Fundamentally where we differ is here:
The majority of great innovations come out of restrictions. Most modern American men's fashion stems from essentially three places: military uniforms, prison uniforms, or prep school/ivy league/country club dress codes. Innovations to look good while skirting those regulations lead to essentially all male fashion today.
Restrictions and constraints can exist in a system that allows freedom; they don't have to come from being forced. You simply remove the incentives and conditions that enable participation in outcomes you don't want, and introduce barriers to them, while simultaneously creating pathways and support for the outcomes you do want.
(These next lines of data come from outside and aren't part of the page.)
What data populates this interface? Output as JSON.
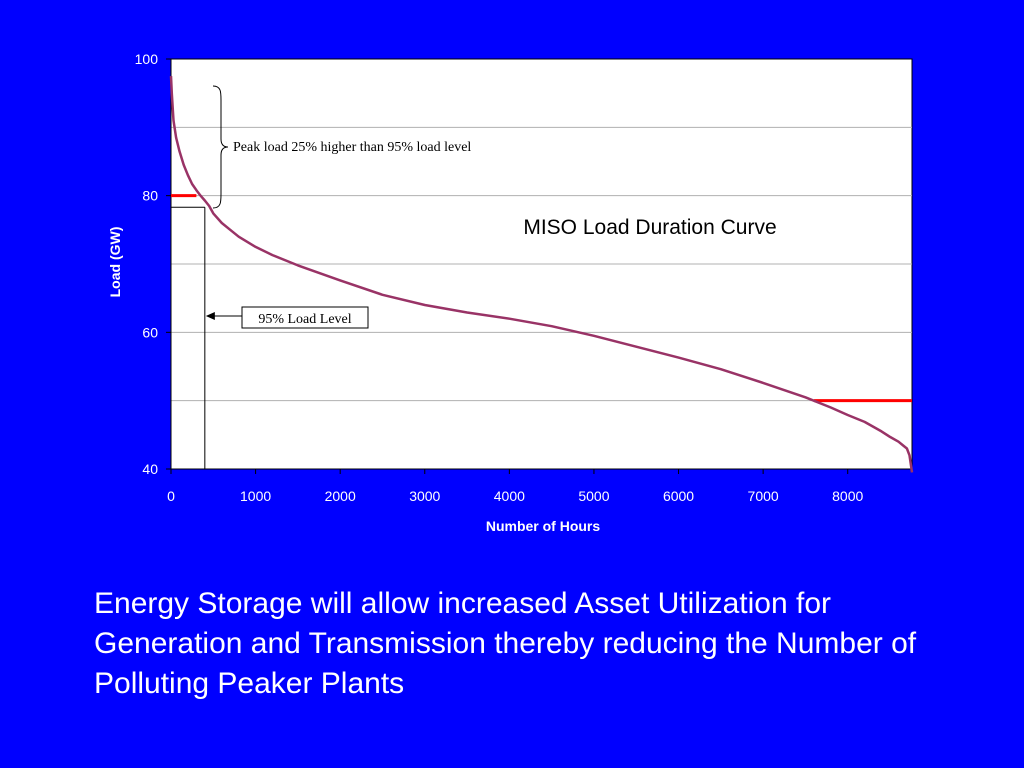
{
  "chart_data": {
    "type": "line",
    "title": "MISO Load Duration Curve",
    "xlabel": "Number of Hours",
    "ylabel": "Load (GW)",
    "xlim": [
      0,
      8760
    ],
    "ylim": [
      40,
      100
    ],
    "xticks": [
      0,
      1000,
      2000,
      3000,
      4000,
      5000,
      6000,
      7000,
      8000
    ],
    "yticks": [
      40,
      60,
      80,
      100
    ],
    "grid": "horizontal",
    "series": [
      {
        "x": [
          0,
          10,
          30,
          60,
          100,
          150,
          200,
          250,
          300,
          350,
          400,
          450,
          500,
          600,
          700,
          800,
          1000,
          1200,
          1500,
          2000,
          2500,
          3000,
          3500,
          4000,
          4500,
          5000,
          5500,
          6000,
          6500,
          7000,
          7500,
          7800,
          8000,
          8200,
          8400,
          8500,
          8600,
          8650,
          8700,
          8730,
          8760
        ],
        "y": [
          97.5,
          95,
          91,
          88.5,
          86.5,
          84.5,
          83,
          81.7,
          80.8,
          80,
          79.3,
          78.5,
          77.4,
          76,
          75,
          74,
          72.5,
          71.3,
          69.8,
          67.6,
          65.5,
          64,
          62.9,
          62,
          60.9,
          59.5,
          57.9,
          56.3,
          54.6,
          52.6,
          50.5,
          49,
          47.9,
          46.9,
          45.5,
          44.7,
          44,
          43.5,
          43,
          42,
          39.5
        ],
        "color": "#993366"
      }
    ],
    "reference_lines": [
      {
        "x": [
          0,
          300
        ],
        "y": 80,
        "color": "#FF0000"
      },
      {
        "x": [
          7600,
          8760
        ],
        "y": 50,
        "color": "#FF0000"
      }
    ],
    "markers": {
      "level_95_x": 400,
      "level_95_y": 78.3
    },
    "annotations": {
      "peak": "Peak load 25% higher than 95% load level",
      "level_95": "95% Load Level"
    }
  },
  "caption": "Energy Storage will allow increased Asset Utilization for Generation and Transmission thereby reducing the Number of Polluting Peaker Plants",
  "colors": {
    "background": "#0000FF",
    "plot_area": "#FFFFFF",
    "curve": "#993366",
    "reference": "#FF0000",
    "text": "#FFFFFF",
    "annotation_text": "#000000"
  }
}
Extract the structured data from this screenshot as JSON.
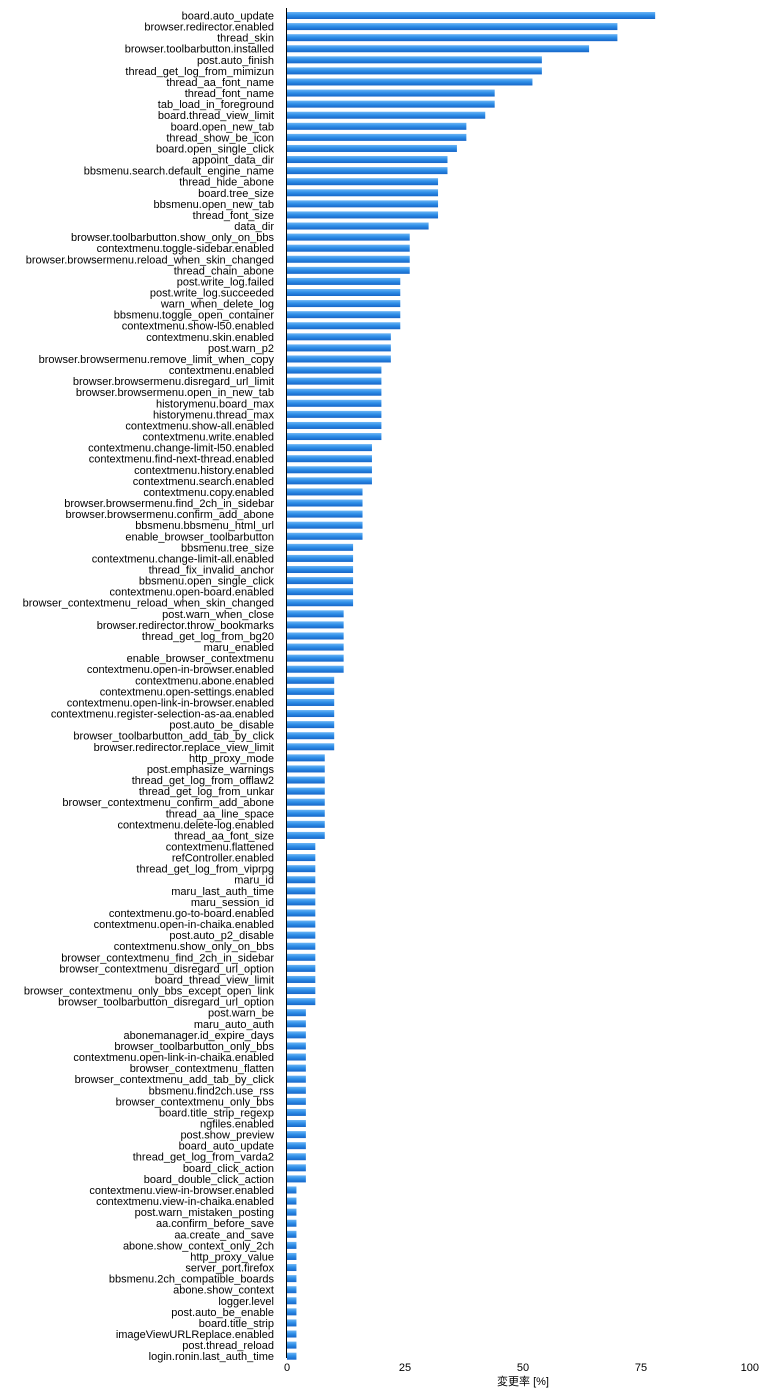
{
  "chart_data": {
    "type": "bar",
    "orientation": "horizontal",
    "xlabel": "変更率 [%]",
    "xlim": [
      0,
      100
    ],
    "xticks": [
      "0",
      "25",
      "50",
      "75",
      "100"
    ],
    "grid": false,
    "bar_color": "#2f8fe8",
    "categories": [
      "board.auto_update",
      "browser.redirector.enabled",
      "thread_skin",
      "browser.toolbarbutton.installed",
      "post.auto_finish",
      "thread_get_log_from_mimizun",
      "thread_aa_font_name",
      "thread_font_name",
      "tab_load_in_foreground",
      "board.thread_view_limit",
      "board.open_new_tab",
      "thread_show_be_icon",
      "board.open_single_click",
      "appoint_data_dir",
      "bbsmenu.search.default_engine_name",
      "thread_hide_abone",
      "board.tree_size",
      "bbsmenu.open_new_tab",
      "thread_font_size",
      "data_dir",
      "browser.toolbarbutton.show_only_on_bbs",
      "contextmenu.toggle-sidebar.enabled",
      "browser.browsermenu.reload_when_skin_changed",
      "thread_chain_abone",
      "post.write_log.failed",
      "post.write_log.succeeded",
      "warn_when_delete_log",
      "bbsmenu.toggle_open_container",
      "contextmenu.show-l50.enabled",
      "contextmenu.skin.enabled",
      "post.warn_p2",
      "browser.browsermenu.remove_limit_when_copy",
      "contextmenu.enabled",
      "browser.browsermenu.disregard_url_limit",
      "browser.browsermenu.open_in_new_tab",
      "historymenu.board_max",
      "historymenu.thread_max",
      "contextmenu.show-all.enabled",
      "contextmenu.write.enabled",
      "contextmenu.change-limit-l50.enabled",
      "contextmenu.find-next-thread.enabled",
      "contextmenu.history.enabled",
      "contextmenu.search.enabled",
      "contextmenu.copy.enabled",
      "browser.browsermenu.find_2ch_in_sidebar",
      "browser.browsermenu.confirm_add_abone",
      "bbsmenu.bbsmenu_html_url",
      "enable_browser_toolbarbutton",
      "bbsmenu.tree_size",
      "contextmenu.change-limit-all.enabled",
      "thread_fix_invalid_anchor",
      "bbsmenu.open_single_click",
      "contextmenu.open-board.enabled",
      "browser_contextmenu_reload_when_skin_changed",
      "post.warn_when_close",
      "browser.redirector.throw_bookmarks",
      "thread_get_log_from_bg20",
      "maru_enabled",
      "enable_browser_contextmenu",
      "contextmenu.open-in-browser.enabled",
      "contextmenu.abone.enabled",
      "contextmenu.open-settings.enabled",
      "contextmenu.open-link-in-browser.enabled",
      "contextmenu.register-selection-as-aa.enabled",
      "post.auto_be_disable",
      "browser_toolbarbutton_add_tab_by_click",
      "browser.redirector.replace_view_limit",
      "http_proxy_mode",
      "post.emphasize_warnings",
      "thread_get_log_from_offlaw2",
      "thread_get_log_from_unkar",
      "browser_contextmenu_confirm_add_abone",
      "thread_aa_line_space",
      "contextmenu.delete-log.enabled",
      "thread_aa_font_size",
      "contextmenu.flattened",
      "refController.enabled",
      "thread_get_log_from_viprpg",
      "maru_id",
      "maru_last_auth_time",
      "maru_session_id",
      "contextmenu.go-to-board.enabled",
      "contextmenu.open-in-chaika.enabled",
      "post.auto_p2_disable",
      "contextmenu.show_only_on_bbs",
      "browser_contextmenu_find_2ch_in_sidebar",
      "browser_contextmenu_disregard_url_option",
      "board_thread_view_limit",
      "browser_contextmenu_only_bbs_except_open_link",
      "browser_toolbarbutton_disregard_url_option",
      "post.warn_be",
      "maru_auto_auth",
      "abonemanager.id_expire_days",
      "browser_toolbarbutton_only_bbs",
      "contextmenu.open-link-in-chaika.enabled",
      "browser_contextmenu_flatten",
      "browser_contextmenu_add_tab_by_click",
      "bbsmenu.find2ch.use_rss",
      "browser_contextmenu_only_bbs",
      "board.title_strip_regexp",
      "ngfiles.enabled",
      "post.show_preview",
      "board_auto_update",
      "thread_get_log_from_varda2",
      "board_click_action",
      "board_double_click_action",
      "contextmenu.view-in-browser.enabled",
      "contextmenu.view-in-chaika.enabled",
      "post.warn_mistaken_posting",
      "aa.confirm_before_save",
      "aa.create_and_save",
      "abone.show_context_only_2ch",
      "http_proxy_value",
      "server_port.firefox",
      "bbsmenu.2ch_compatible_boards",
      "abone.show_context",
      "logger.level",
      "post.auto_be_enable",
      "board.title_strip",
      "imageViewURLReplace.enabled",
      "post.thread_reload",
      "login.ronin.last_auth_time"
    ],
    "values": [
      78,
      70,
      70,
      64,
      54,
      54,
      52,
      44,
      44,
      42,
      38,
      38,
      36,
      34,
      34,
      32,
      32,
      32,
      32,
      30,
      26,
      26,
      26,
      26,
      24,
      24,
      24,
      24,
      24,
      22,
      22,
      22,
      20,
      20,
      20,
      20,
      20,
      20,
      20,
      18,
      18,
      18,
      18,
      16,
      16,
      16,
      16,
      16,
      14,
      14,
      14,
      14,
      14,
      14,
      12,
      12,
      12,
      12,
      12,
      12,
      10,
      10,
      10,
      10,
      10,
      10,
      10,
      8,
      8,
      8,
      8,
      8,
      8,
      8,
      8,
      6,
      6,
      6,
      6,
      6,
      6,
      6,
      6,
      6,
      6,
      6,
      6,
      6,
      6,
      6,
      4,
      4,
      4,
      4,
      4,
      4,
      4,
      4,
      4,
      4,
      4,
      4,
      4,
      4,
      4,
      4,
      2,
      2,
      2,
      2,
      2,
      2,
      2,
      2,
      2,
      2,
      2,
      2,
      2,
      2,
      2,
      2
    ]
  }
}
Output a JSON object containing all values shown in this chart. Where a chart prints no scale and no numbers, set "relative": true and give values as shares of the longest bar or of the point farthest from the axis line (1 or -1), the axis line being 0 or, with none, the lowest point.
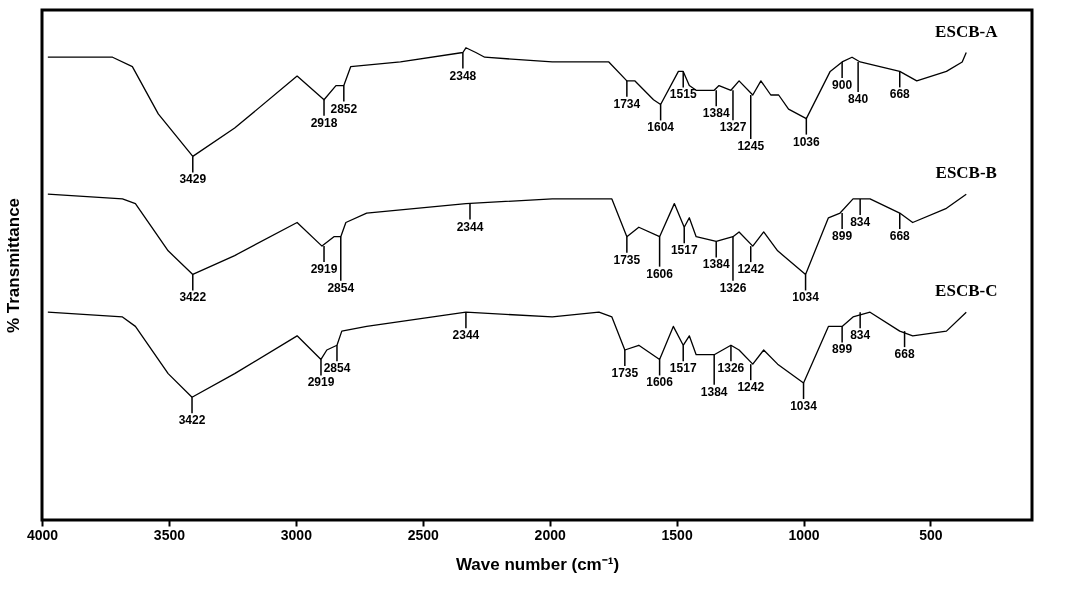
{
  "chart_data": {
    "type": "line",
    "relative": true,
    "xlabel": "Wave number (cm⁻¹)",
    "ylabel": "% Transmittance",
    "xlim": [
      4000,
      100
    ],
    "xticks": [
      4000,
      3500,
      3000,
      2500,
      2000,
      1500,
      1000,
      500
    ],
    "grid": false,
    "marker": "none",
    "line_style": "solid",
    "series": [
      {
        "name": "ESCB-A",
        "color": "#000000",
        "x": [
          3977,
          3722,
          3644,
          3542,
          3406,
          3241,
          2995,
          2889,
          2842,
          2811,
          2784,
          2588,
          2342,
          2330,
          2291,
          2256,
          1990,
          1767,
          1696,
          1665,
          1591,
          1563,
          1493,
          1474,
          1450,
          1423,
          1352,
          1333,
          1286,
          1254,
          1200,
          1168,
          1129,
          1098,
          1059,
          989,
          895,
          848,
          809,
          777,
          699,
          621,
          554,
          437,
          375,
          359
        ],
        "values": [
          0.98,
          0.98,
          0.96,
          0.86,
          0.77,
          0.83,
          0.94,
          0.89,
          0.92,
          0.92,
          0.96,
          0.97,
          0.99,
          1.0,
          0.99,
          0.98,
          0.97,
          0.97,
          0.93,
          0.93,
          0.89,
          0.88,
          0.95,
          0.95,
          0.92,
          0.91,
          0.91,
          0.92,
          0.91,
          0.93,
          0.9,
          0.93,
          0.9,
          0.9,
          0.87,
          0.85,
          0.95,
          0.97,
          0.98,
          0.97,
          0.96,
          0.95,
          0.93,
          0.95,
          0.97,
          0.99
        ]
      },
      {
        "name": "ESCB-B",
        "color": "#000000",
        "x": [
          3977,
          3683,
          3632,
          3503,
          3406,
          3241,
          2995,
          2897,
          2850,
          2823,
          2803,
          2721,
          2330,
          1990,
          1872,
          1755,
          1696,
          1649,
          1567,
          1509,
          1470,
          1450,
          1423,
          1344,
          1278,
          1254,
          1200,
          1157,
          1102,
          992,
          902,
          856,
          805,
          738,
          621,
          570,
          437,
          359
        ],
        "values": [
          0.69,
          0.68,
          0.67,
          0.57,
          0.52,
          0.56,
          0.63,
          0.58,
          0.6,
          0.6,
          0.63,
          0.65,
          0.67,
          0.68,
          0.68,
          0.68,
          0.6,
          0.62,
          0.6,
          0.67,
          0.62,
          0.64,
          0.6,
          0.59,
          0.6,
          0.61,
          0.58,
          0.61,
          0.57,
          0.52,
          0.64,
          0.65,
          0.68,
          0.68,
          0.65,
          0.63,
          0.66,
          0.69
        ]
      },
      {
        "name": "ESCB-C",
        "color": "#000000",
        "x": [
          3977,
          3683,
          3632,
          3503,
          3409,
          3241,
          2995,
          2901,
          2878,
          2838,
          2819,
          2721,
          2330,
          1990,
          1806,
          1755,
          1704,
          1649,
          1567,
          1513,
          1474,
          1450,
          1423,
          1352,
          1286,
          1254,
          1200,
          1157,
          1102,
          1000,
          902,
          848,
          805,
          738,
          621,
          570,
          437,
          359
        ],
        "values": [
          0.44,
          0.43,
          0.41,
          0.31,
          0.26,
          0.31,
          0.39,
          0.34,
          0.36,
          0.37,
          0.4,
          0.41,
          0.44,
          0.43,
          0.44,
          0.43,
          0.36,
          0.37,
          0.34,
          0.41,
          0.37,
          0.39,
          0.35,
          0.35,
          0.37,
          0.36,
          0.33,
          0.36,
          0.33,
          0.29,
          0.41,
          0.41,
          0.43,
          0.44,
          0.4,
          0.39,
          0.4,
          0.44
        ]
      }
    ],
    "annotations": [
      {
        "text": "3429",
        "x": 3406,
        "y": 0.77
      },
      {
        "text": "2918",
        "x": 2889,
        "y": 0.89
      },
      {
        "text": "2852",
        "x": 2811,
        "y": 0.92
      },
      {
        "text": "2348",
        "x": 2342,
        "y": 0.99
      },
      {
        "text": "1734",
        "x": 1696,
        "y": 0.93
      },
      {
        "text": "1604",
        "x": 1563,
        "y": 0.88
      },
      {
        "text": "1515",
        "x": 1474,
        "y": 0.95
      },
      {
        "text": "1384",
        "x": 1344,
        "y": 0.91
      },
      {
        "text": "1327",
        "x": 1278,
        "y": 0.91
      },
      {
        "text": "1245",
        "x": 1208,
        "y": 0.9
      },
      {
        "text": "1036",
        "x": 989,
        "y": 0.85
      },
      {
        "text": "900",
        "x": 848,
        "y": 0.97
      },
      {
        "text": "840",
        "x": 785,
        "y": 0.97
      },
      {
        "text": "668",
        "x": 621,
        "y": 0.95
      },
      {
        "text": "3422",
        "x": 3406,
        "y": 0.52
      },
      {
        "text": "2919",
        "x": 2889,
        "y": 0.58
      },
      {
        "text": "2854",
        "x": 2823,
        "y": 0.6
      },
      {
        "text": "2344",
        "x": 2314,
        "y": 0.67
      },
      {
        "text": "1735",
        "x": 1696,
        "y": 0.6
      },
      {
        "text": "1606",
        "x": 1567,
        "y": 0.6
      },
      {
        "text": "1517",
        "x": 1470,
        "y": 0.62
      },
      {
        "text": "1384",
        "x": 1344,
        "y": 0.59
      },
      {
        "text": "1326",
        "x": 1278,
        "y": 0.6
      },
      {
        "text": "1242",
        "x": 1208,
        "y": 0.58
      },
      {
        "text": "1034",
        "x": 992,
        "y": 0.52
      },
      {
        "text": "899",
        "x": 848,
        "y": 0.65
      },
      {
        "text": "834",
        "x": 777,
        "y": 0.68
      },
      {
        "text": "668",
        "x": 621,
        "y": 0.65
      },
      {
        "text": "3422",
        "x": 3409,
        "y": 0.26
      },
      {
        "text": "2919",
        "x": 2901,
        "y": 0.34
      },
      {
        "text": "2854",
        "x": 2838,
        "y": 0.37
      },
      {
        "text": "2344",
        "x": 2330,
        "y": 0.44
      },
      {
        "text": "1735",
        "x": 1704,
        "y": 0.36
      },
      {
        "text": "1606",
        "x": 1567,
        "y": 0.34
      },
      {
        "text": "1517",
        "x": 1474,
        "y": 0.37
      },
      {
        "text": "1384",
        "x": 1352,
        "y": 0.35
      },
      {
        "text": "1326",
        "x": 1286,
        "y": 0.37
      },
      {
        "text": "1242",
        "x": 1208,
        "y": 0.33
      },
      {
        "text": "1034",
        "x": 1000,
        "y": 0.29
      },
      {
        "text": "899",
        "x": 848,
        "y": 0.41
      },
      {
        "text": "834",
        "x": 777,
        "y": 0.44
      },
      {
        "text": "668",
        "x": 602,
        "y": 0.4
      }
    ]
  }
}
It is pretty simple, and all about system design. Kids are naturally curious and become bored if they don't do anything. You create a system where they have the option to participate in all the activities you want them to participate in (and of course you can and should encourage them to continue doing those when they become hard to promote resilience, hardwork and grit, and there are several ways of achieving this without having to use force), and at the same time just don't have the activities you don't want them to participate in (for example just don't give them internet access/electronics devices if you don't want them to be hijacked by their phone all the time). Lionel Messi became himself because he had access to soccer, and there were no competing distractions that diverted his energy away from soccer. The system was conducive to creating intrinsic passion in Lionel, which is necessary for success. It wouldn't have occurred if he was in the type of system anti_dan advocated for. I know because forced P.E. in school never motivated anyone around me into becoming better; and also because when people were allowed to do whatever they want, rather than being forced to participate in the specific activity that was chosen that day, it didn't result into them becoming lazy or growing up into someone who never does physical activity for health.